The truth is, it is sometimes hard to draw the line between where the music industry ends and the tech industry begins. Thomas Edison’s invention of the phonograph cylinder is the clearest early example of this. Edison’s invention was a technological marvel, and the man himself undoubtedly focused on technology over music in his broader career, but the phonograph cylinder set the wheels in motion for many future innovations that would allow listeners to play the music they liked at home.
Since then, the inventions of the 78 rpm record, the 33 rpm LP and 45 rpm single, the tape and the CD continued to change the way music was distributed. Now, with digital downloads and online streaming as the distributional mode of choice for many, commentators are starting to conflate the music and tech industries in a way that they did not previously. Perhaps this is due to our tendency to lump all things internet together in one basket, when really the internet is just a new platform with myriad capabilities, just like radio and television were.

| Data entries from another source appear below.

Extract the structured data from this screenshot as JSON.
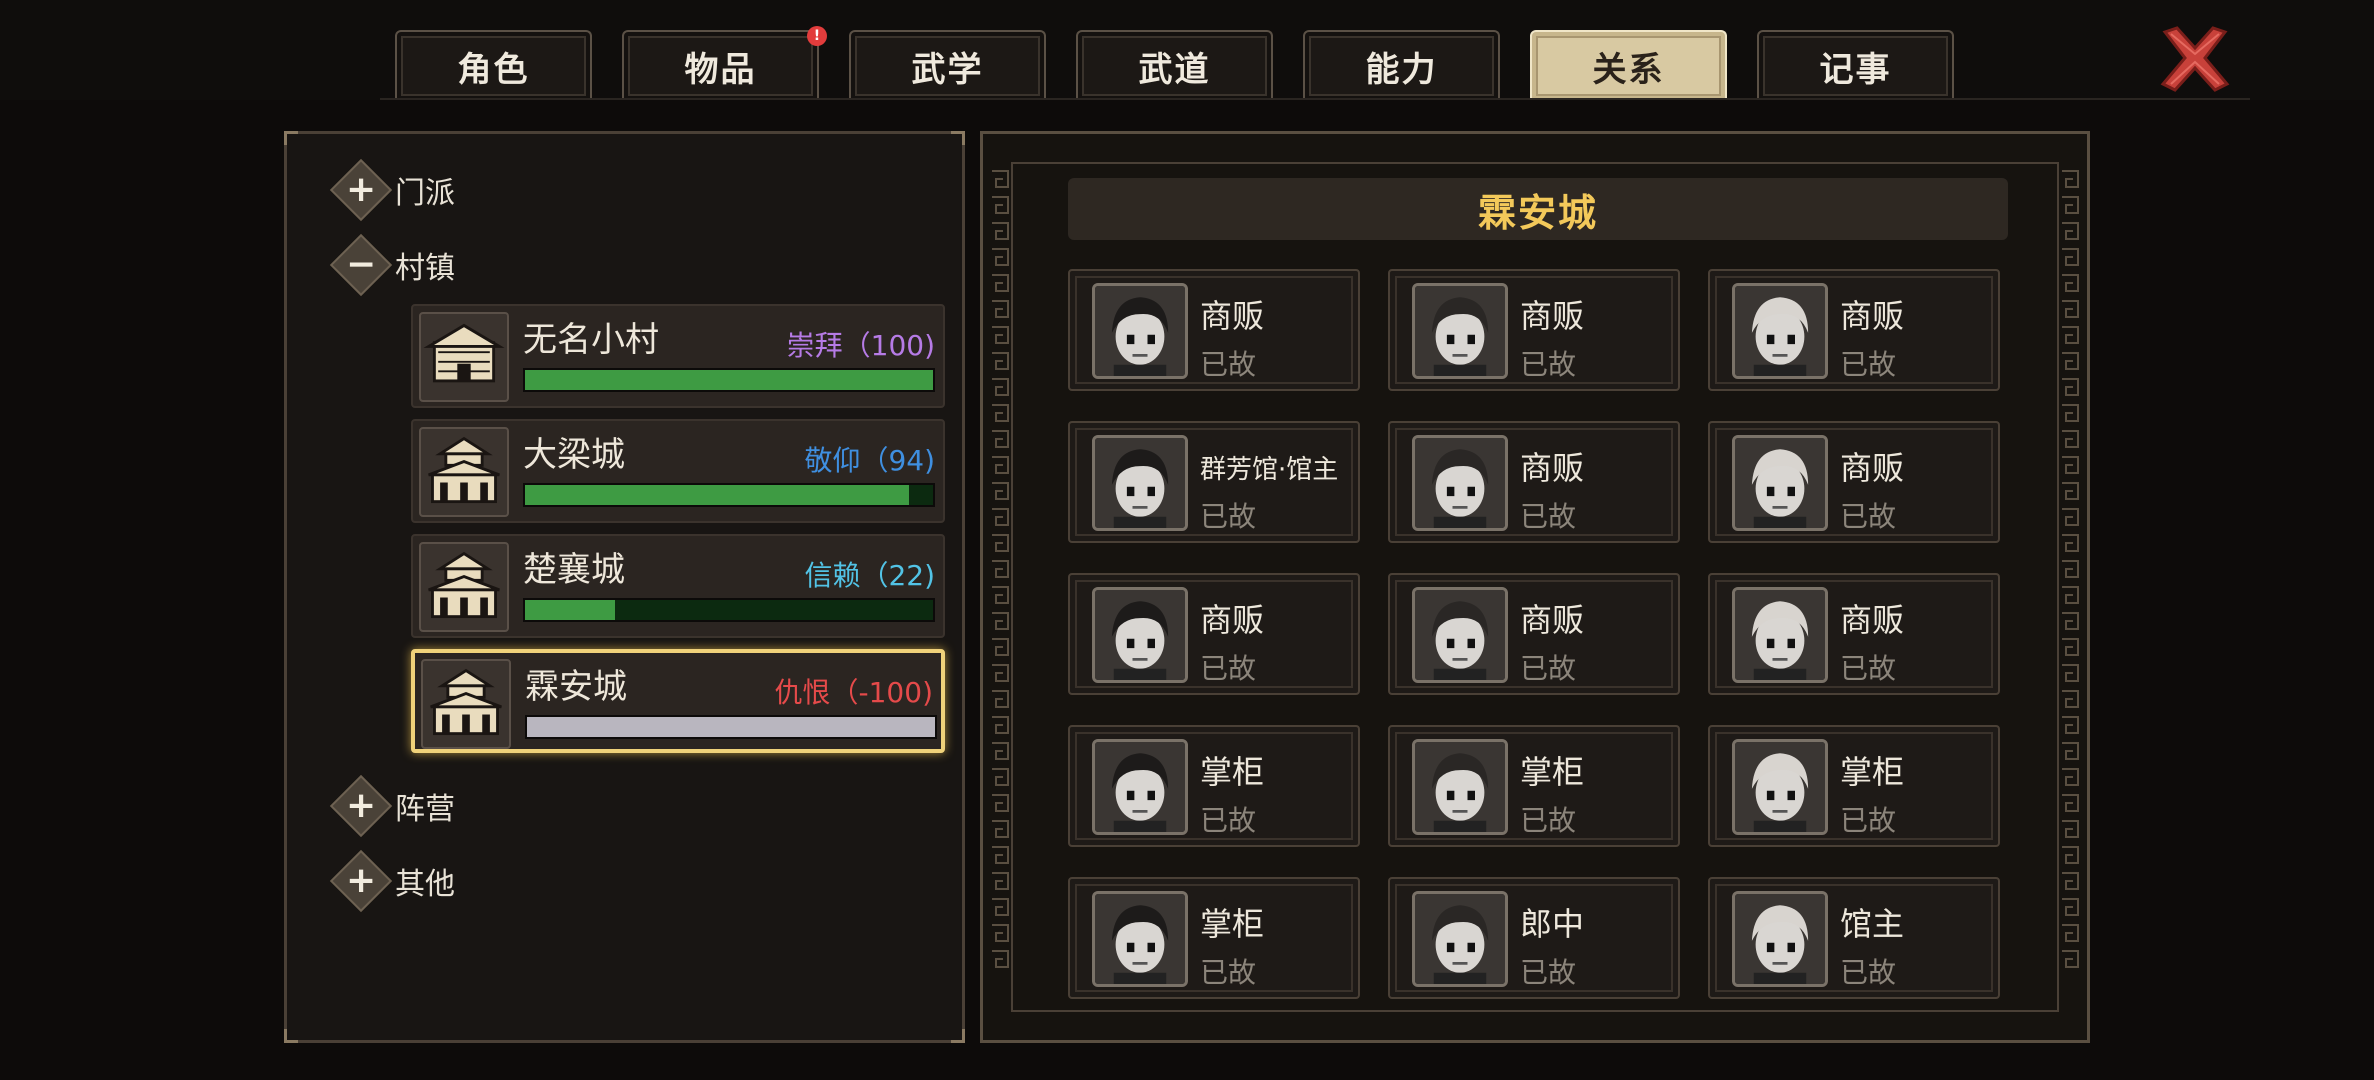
{
  "tabs": [
    {
      "label": "角色",
      "active": false,
      "alert": false
    },
    {
      "label": "物品",
      "active": false,
      "alert": true
    },
    {
      "label": "武学",
      "active": false,
      "alert": false
    },
    {
      "label": "武道",
      "active": false,
      "alert": false
    },
    {
      "label": "能力",
      "active": false,
      "alert": false
    },
    {
      "label": "关系",
      "active": true,
      "alert": false
    },
    {
      "label": "记事",
      "active": false,
      "alert": false
    }
  ],
  "alert_glyph": "!",
  "categories": {
    "sect": {
      "label": "门派",
      "toggle": "+"
    },
    "village": {
      "label": "村镇",
      "toggle": "−"
    },
    "camp": {
      "label": "阵营",
      "toggle": "+"
    },
    "other": {
      "label": "其他",
      "toggle": "+"
    }
  },
  "towns": [
    {
      "name": "无名小村",
      "relation": "崇拜（100)",
      "relation_color": "#b67be6",
      "level": 1.0,
      "selected": false,
      "icon": "village-house-icon"
    },
    {
      "name": "大梁城",
      "relation": "敬仰（94)",
      "relation_color": "#3f8fe0",
      "level": 0.94,
      "selected": false,
      "icon": "city-gate-icon"
    },
    {
      "name": "楚襄城",
      "relation": "信赖（22)",
      "relation_color": "#52c3e6",
      "level": 0.22,
      "selected": false,
      "icon": "city-gate-icon"
    },
    {
      "name": "霖安城",
      "relation": "仇恨（-100)",
      "relation_color": "#e54a4a",
      "level": 0.0,
      "selected": true,
      "icon": "city-gate-icon"
    }
  ],
  "detail": {
    "title": "霖安城",
    "npcs": [
      {
        "role": "商贩",
        "status": "已故"
      },
      {
        "role": "商贩",
        "status": "已故"
      },
      {
        "role": "商贩",
        "status": "已故"
      },
      {
        "role": "群芳馆·馆主",
        "status": "已故"
      },
      {
        "role": "商贩",
        "status": "已故"
      },
      {
        "role": "商贩",
        "status": "已故"
      },
      {
        "role": "商贩",
        "status": "已故"
      },
      {
        "role": "商贩",
        "status": "已故"
      },
      {
        "role": "商贩",
        "status": "已故"
      },
      {
        "role": "掌柜",
        "status": "已故"
      },
      {
        "role": "掌柜",
        "status": "已故"
      },
      {
        "role": "掌柜",
        "status": "已故"
      },
      {
        "role": "掌柜",
        "status": "已故"
      },
      {
        "role": "郎中",
        "status": "已故"
      },
      {
        "role": "馆主",
        "status": "已故"
      }
    ]
  },
  "colors": {
    "active_tab": "#d8c9a2",
    "title_gold": "#f3c95a",
    "bar_green": "#3e9b43",
    "close_red": "#c8413a",
    "selected_border": "#f0d27a"
  },
  "icons": {
    "close": "close-x-icon",
    "expand": "plus-icon",
    "collapse": "minus-icon",
    "portrait": "npc-portrait"
  }
}
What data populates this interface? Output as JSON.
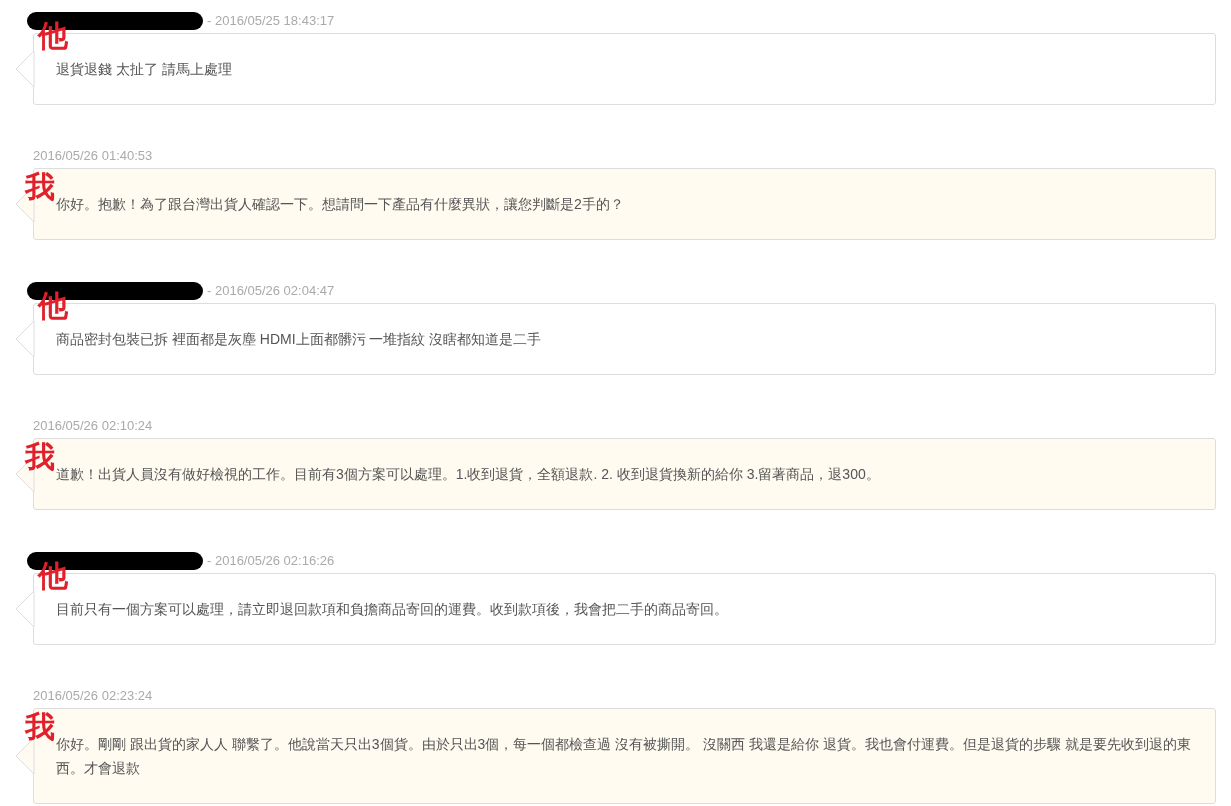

Similarly, the more recent technological inventions that are driving the music industry would clearly have been considered part of that very industry were the internet not involved. Howard’s own MAX technology, and other Big Data and music applications, are simply amplified versions of marketing and PR firms, using algorithms to find out what music listeners like instead of polls or Nielsen-style ratings.
Then, there is the way technology has always been important to the music that we actually hear as listeners, or play and produce as musicians. It’s clearer to us, as electronic music fans, that musical innovation can be closely linked to technological innovation. Just look at the history of the Roland TR-808, the history of the Roland TR-909, the history of the Yamaha DX7, and many other electronic instruments.
Roland, Yamaha and their contemporaries are undeniably music industry titans, and yet everything they do is underpinned by technology. This same logic could be applied to the behind-the-scenes software side of the music industry just as much it could to the instrumental side. So if you apply this logic or not, the music industry is thriving.